The early morning sun is too bright in my eyes.  I can barely see the ducks and cormorant I’ve disturbed as I walk out onto the icy dock.  I turn my back on the pond and the sun and let the heat penetrate my jacket.  The sun illuminates bright green cones of emerging Yellow Pond Lily pads sticking up in clusters near the shoreline.  Foraging ducks have already tattered their tips.  A robin in the 20-acre patch of forestland sings vigorously, not even stopping for air.  When I leave the pond to walk back to the nursery, a raccoon or some other creature with a big tail – I didn’t get a good look – clambers down from an old broken Pacific Yew.  These creatures have not a care for me except to stay out of my way.

 I’m grateful that my forebears – out of foresight or lack of ambition – left a small wild place behind.  To keep small and large wild places, it’s not enough anymore to count on the benevolent neglect of their owners.  If we are owners, we need to actively support our wild places – 20 acres or 20 square yards – and re-create wild spaces if we have over-civilized our land.  These places bring beauty and healing to humans, too.

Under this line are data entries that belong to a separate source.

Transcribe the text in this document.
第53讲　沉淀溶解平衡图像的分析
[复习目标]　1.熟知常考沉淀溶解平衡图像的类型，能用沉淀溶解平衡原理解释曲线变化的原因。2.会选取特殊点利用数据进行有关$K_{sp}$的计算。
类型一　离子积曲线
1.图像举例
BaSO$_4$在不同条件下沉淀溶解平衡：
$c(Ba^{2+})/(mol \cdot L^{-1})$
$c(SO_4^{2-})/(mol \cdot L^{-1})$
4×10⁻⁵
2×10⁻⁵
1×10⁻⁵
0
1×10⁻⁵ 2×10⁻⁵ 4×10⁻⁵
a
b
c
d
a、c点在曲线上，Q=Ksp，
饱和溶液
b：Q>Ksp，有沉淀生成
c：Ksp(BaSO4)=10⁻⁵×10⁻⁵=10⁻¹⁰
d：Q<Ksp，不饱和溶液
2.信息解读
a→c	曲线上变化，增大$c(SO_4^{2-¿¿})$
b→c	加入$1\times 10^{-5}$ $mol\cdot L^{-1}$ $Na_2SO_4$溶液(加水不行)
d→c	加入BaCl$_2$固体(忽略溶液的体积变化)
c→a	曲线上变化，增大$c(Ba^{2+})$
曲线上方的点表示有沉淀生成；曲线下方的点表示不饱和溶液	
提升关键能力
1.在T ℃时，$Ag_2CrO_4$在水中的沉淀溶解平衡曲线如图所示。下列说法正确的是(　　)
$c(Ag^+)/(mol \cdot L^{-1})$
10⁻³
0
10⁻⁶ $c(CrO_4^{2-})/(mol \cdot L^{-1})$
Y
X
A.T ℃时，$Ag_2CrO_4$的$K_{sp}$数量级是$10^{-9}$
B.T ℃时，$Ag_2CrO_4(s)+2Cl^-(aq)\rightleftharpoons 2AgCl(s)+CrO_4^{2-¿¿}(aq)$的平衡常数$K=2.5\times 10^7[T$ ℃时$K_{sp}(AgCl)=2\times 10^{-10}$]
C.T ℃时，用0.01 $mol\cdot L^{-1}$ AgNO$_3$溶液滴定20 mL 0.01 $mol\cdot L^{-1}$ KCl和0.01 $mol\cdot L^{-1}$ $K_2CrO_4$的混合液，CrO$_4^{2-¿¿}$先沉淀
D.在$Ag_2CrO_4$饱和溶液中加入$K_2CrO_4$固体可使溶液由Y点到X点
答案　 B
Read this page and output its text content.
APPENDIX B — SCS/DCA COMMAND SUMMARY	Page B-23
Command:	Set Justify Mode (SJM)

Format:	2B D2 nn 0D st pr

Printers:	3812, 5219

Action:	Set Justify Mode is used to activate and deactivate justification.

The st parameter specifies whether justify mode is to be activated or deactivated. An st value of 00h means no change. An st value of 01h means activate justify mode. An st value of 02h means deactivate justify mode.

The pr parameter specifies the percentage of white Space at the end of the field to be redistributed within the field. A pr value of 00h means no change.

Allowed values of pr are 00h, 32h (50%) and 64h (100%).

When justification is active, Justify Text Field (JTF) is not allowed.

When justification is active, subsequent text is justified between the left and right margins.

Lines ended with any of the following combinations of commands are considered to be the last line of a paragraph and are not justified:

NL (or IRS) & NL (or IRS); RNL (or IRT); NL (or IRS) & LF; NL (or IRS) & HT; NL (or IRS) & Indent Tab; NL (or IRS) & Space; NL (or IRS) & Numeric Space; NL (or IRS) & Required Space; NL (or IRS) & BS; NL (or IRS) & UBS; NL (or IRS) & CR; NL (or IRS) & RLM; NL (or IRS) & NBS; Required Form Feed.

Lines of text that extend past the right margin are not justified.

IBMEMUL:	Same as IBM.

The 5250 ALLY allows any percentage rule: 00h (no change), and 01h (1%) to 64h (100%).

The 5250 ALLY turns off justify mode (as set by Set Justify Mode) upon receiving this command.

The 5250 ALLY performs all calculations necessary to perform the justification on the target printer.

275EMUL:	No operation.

We are all owners; even if you live in an apartment in the city, you own your city’s parks.  We all own vast tracts of state and federal forestland.  Private land or public, benign neglect is not enough to provide for wild places.  They need our help and protection.

Song of the Varied Thrush

The echoey call of the Varied Thrush reminds me how  fortunate I am to work surrounded by forest.  I have been slow to learn birds, maybe because I’ve always had dogs with me when I’m outdoors.  But PJ The Springer Spaniel is getting old and I have to put her inside to rest for most of the day.  So I see more birds now.   I don’t see the Varied Thrush very much; they are quite shy.  But I hear them.  One or two have been calling this morning off in the distance, a long single note.  This beautiful song inspired me to read up on them.  They winter in the lowlands and will soon be heading for the mountains to breed.  Seattle Audubon has a good description and the song at http://www.birdweb.org/birdweb/bird_details.aspx?id=355#wa_map.

The Varied Thrush, like most birds, needs lots of cover: native trees and shrubs, especially conifer trees. They are not very common in urban areas where there is not much cover.  During the winter, they depend on seeds and berries that they glean from shrubs and the forest floor.  In warmer seasons, they also eat insects and worms. 

Russell Link’s book Landscaping for Wildlife in the Pacific Northwest gives tips on “managing your property for birds”, including ensuring that you keep a variety of levels or “layers” of vegetation: groundcovers, short and tall shrubs, short and tall trees that together fulfill a variety of habitat needs for different birds even in a relatively small area.   And you know from an earlier blog post (“Leaving”) about the value of leaving leaves on the ground.  Native birds need native plants!